By bringing what you have learned from the first two “conferences” to parent -teacher conferences, you are in essence showing the teacher that you are proactively ready to put  your heads together and partner with each other. Partnership is the key. If you arrive at conferences like “gangbusters” the conference will be a failure. Similar to some of the notes above start with something positive and remember to do lots of listening.  After listening, be frank and tell the teachers that you have met with your child and have discussed the concerns and ask her what she thinks of some of the solutions you come up with together. 

Dr. Wendy Mogel in her book Voice Lessons for Parents- What to Say, How to Say It and When to Listen,  devotes a chapter to the teacher- parent relationship.  She begins by recalling that when she was a child the teacher was always right. Today, she says, parents automatically side with the child.

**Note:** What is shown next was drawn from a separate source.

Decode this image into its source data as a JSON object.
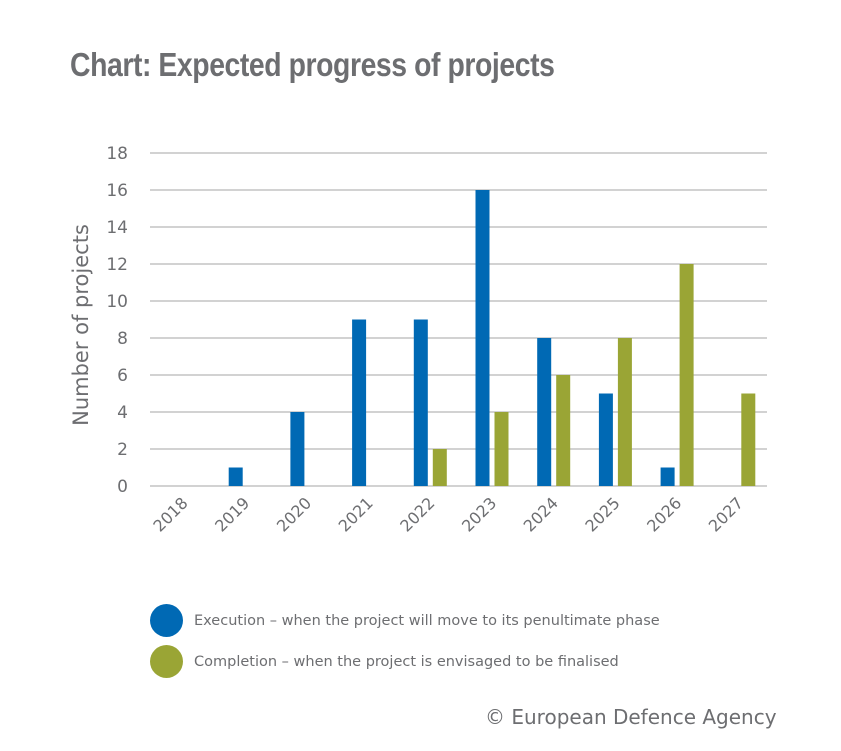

A consequence of  that reality  is that teachers are hesitant to provide frank assessments which can actually help the child.  Therefore, Dr. Mogel suggests, similar to what we noted with the parent- child pre-conferences, it is essential to  first create a sense of partnership and respect.  “...stress your support for the teacher and avoid words or deeds that will cause her to feel defensive. Within this framework you can still voice concerns, and the teacher will be more open to them because you’ve shown that you respect her work and commitment.”  

She continues:

  1. Build an alliance with the teacher

  2. Begin parent conferences with a flattering remark. 

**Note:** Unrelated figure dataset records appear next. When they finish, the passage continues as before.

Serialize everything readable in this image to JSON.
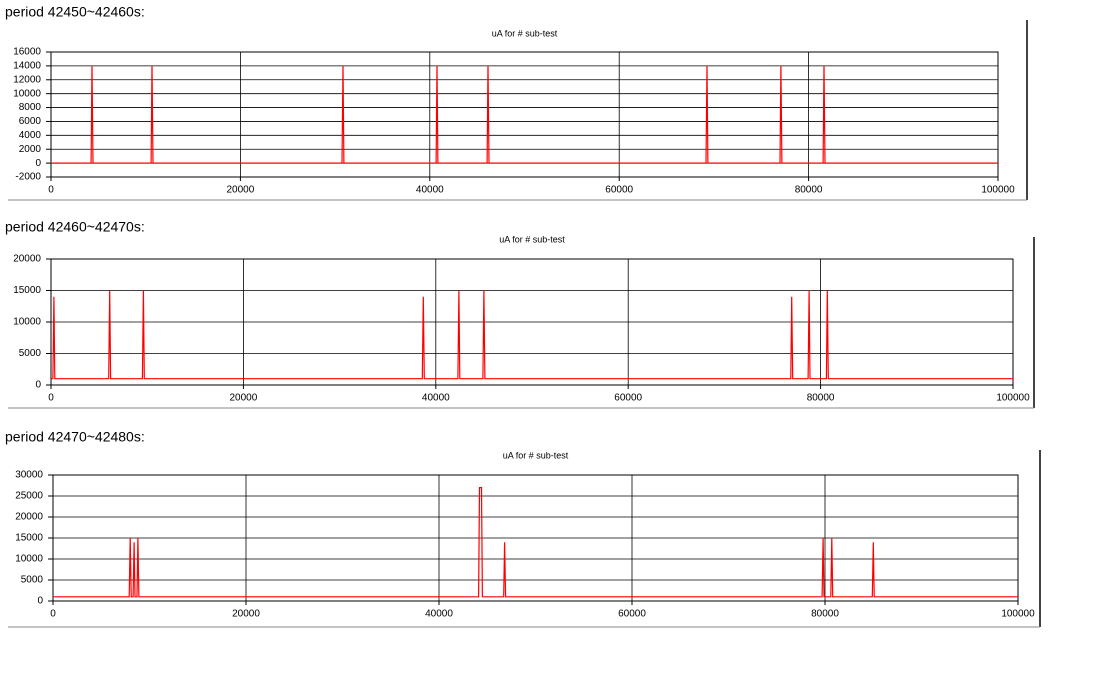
{
  "chart_data": [
    {
      "type": "line",
      "subtitle": "period 42450~42460s:",
      "title": "uA for # sub-test",
      "xlim": [
        0,
        100000
      ],
      "xticks": [
        0,
        20000,
        40000,
        60000,
        80000,
        100000
      ],
      "ylim": [
        -2000,
        16000
      ],
      "yticks": [
        -2000,
        0,
        2000,
        4000,
        6000,
        8000,
        10000,
        12000,
        14000,
        16000
      ],
      "grid": true,
      "series": [
        {
          "color": "#ff0000",
          "x": [
            0,
            4230,
            4330,
            4430,
            10570,
            10670,
            10770,
            30730,
            30830,
            30930,
            40660,
            40760,
            40860,
            46050,
            46150,
            46250,
            69170,
            69270,
            69370,
            76980,
            77080,
            77180,
            81530,
            81630,
            81730,
            100000
          ],
          "values": [
            0,
            0,
            14000,
            0,
            0,
            14000,
            0,
            0,
            14000,
            0,
            0,
            14000,
            0,
            0,
            14000,
            0,
            0,
            14000,
            0,
            0,
            14000,
            0,
            0,
            14000,
            0,
            0
          ]
        }
      ]
    },
    {
      "type": "line",
      "subtitle": "period 42460~42470s:",
      "title": "uA for # sub-test",
      "xlim": [
        0,
        100000
      ],
      "xticks": [
        0,
        20000,
        40000,
        60000,
        80000,
        100000
      ],
      "ylim": [
        0,
        20000
      ],
      "yticks": [
        0,
        5000,
        10000,
        15000,
        20000
      ],
      "grid": true,
      "series": [
        {
          "color": "#ff0000",
          "x": [
            0,
            200,
            300,
            400,
            6000,
            6100,
            6200,
            9500,
            9600,
            9700,
            38600,
            38700,
            38800,
            42300,
            42400,
            42500,
            44900,
            45000,
            45100,
            76900,
            77000,
            77100,
            78700,
            78800,
            78900,
            80600,
            80700,
            80800,
            100000
          ],
          "values": [
            1000,
            1000,
            14000,
            1000,
            1000,
            15000,
            1000,
            1000,
            15000,
            1000,
            1000,
            14000,
            1000,
            1000,
            15000,
            1000,
            1000,
            15000,
            1000,
            1000,
            14000,
            1000,
            1000,
            15000,
            1000,
            1000,
            15000,
            1000,
            1000
          ]
        }
      ]
    },
    {
      "type": "line",
      "subtitle": "period 42470~42480s:",
      "title": "uA for # sub-test",
      "xlim": [
        0,
        100000
      ],
      "xticks": [
        0,
        20000,
        40000,
        60000,
        80000,
        100000
      ],
      "ylim": [
        0,
        30000
      ],
      "yticks": [
        0,
        5000,
        10000,
        15000,
        20000,
        25000,
        30000
      ],
      "grid": true,
      "series": [
        {
          "color": "#ff0000",
          "x": [
            0,
            7900,
            8000,
            8100,
            8300,
            8400,
            8500,
            8700,
            8800,
            8900,
            44100,
            44200,
            44400,
            44500,
            46700,
            46800,
            46900,
            79700,
            79800,
            79900,
            80600,
            80700,
            80800,
            84900,
            85000,
            85100,
            100000
          ],
          "values": [
            1000,
            1000,
            15000,
            1000,
            1000,
            14000,
            1000,
            1000,
            15000,
            1000,
            1000,
            27000,
            27000,
            1000,
            1000,
            14000,
            1000,
            1000,
            15000,
            1000,
            1000,
            15000,
            1000,
            1000,
            14000,
            1000,
            1000
          ]
        }
      ]
    }
  ]
}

  3. Present your concerns not as criticism but as a desire to understand the teacher’s approach and help your child. 

  4. If the teacher says something that upsets you, keep your reaction in check. 

And, then you can continue partnering with the teacher to plan. 

There will, of course, be one more conference when you finish your parent- teacher conferences- one more  parent- child conference in which you summarize and debrief with your child. While I know that some of you will not get to reading this column until after parent- teacher conferences, that last parent- child conference can most definitely benefit from this column’s content as well.  

As we sit down for the post- conferences parent- child conference, let us recall the words in the Gemara Sanhedrin 107b  “The right hand draws near and the left hand pushes away.When we do need to be firm and correct misdeeds of our children we do so with our weaker hand. But,  we also need to remember to draw them near, with encouragement and positivity, with our stronger hand. Yael Trusch in her article “Seven Jewish Parenting Principles Inspired by Experience” quotes some ways to practically implement the Gemara’s advice as parents.  

Jewish psychologists and parenting experts recommend keeping ratios in mind to help us apply the aforementioned statement from the Talmud. Sarah Chanah Radcliffe suggests an 80:20 ratio of positive to negative interactions with our children (and our spouses) and 90:10 for teenagers. Rabbi Dr. Avraham Twerski recommends a 70:30 ratio. Dr. Miriam Adahan suggests ‘one-third love, one-third law and one-third sitting on your hands (i.e., turn a blind eye).’ Whatever ratio works for you and your individual child, the message is clear: Temper the discipline with a heavy dose of love.  No matter what their progress reports look like...No matter what report we get at conferences, we will always love them. 

Advisory Update:

Sixth Grade: Sixth graders began a unit on Organization- bookbags, lockers, etc.

Seventh Grade: Students finished up their unit on coping with adversity in life with decorating “doggies” for ill children and learning about self-compassion.

Eighth Grade: Students continued the discussion about the ethics of cheating when it comes to the real world and sports.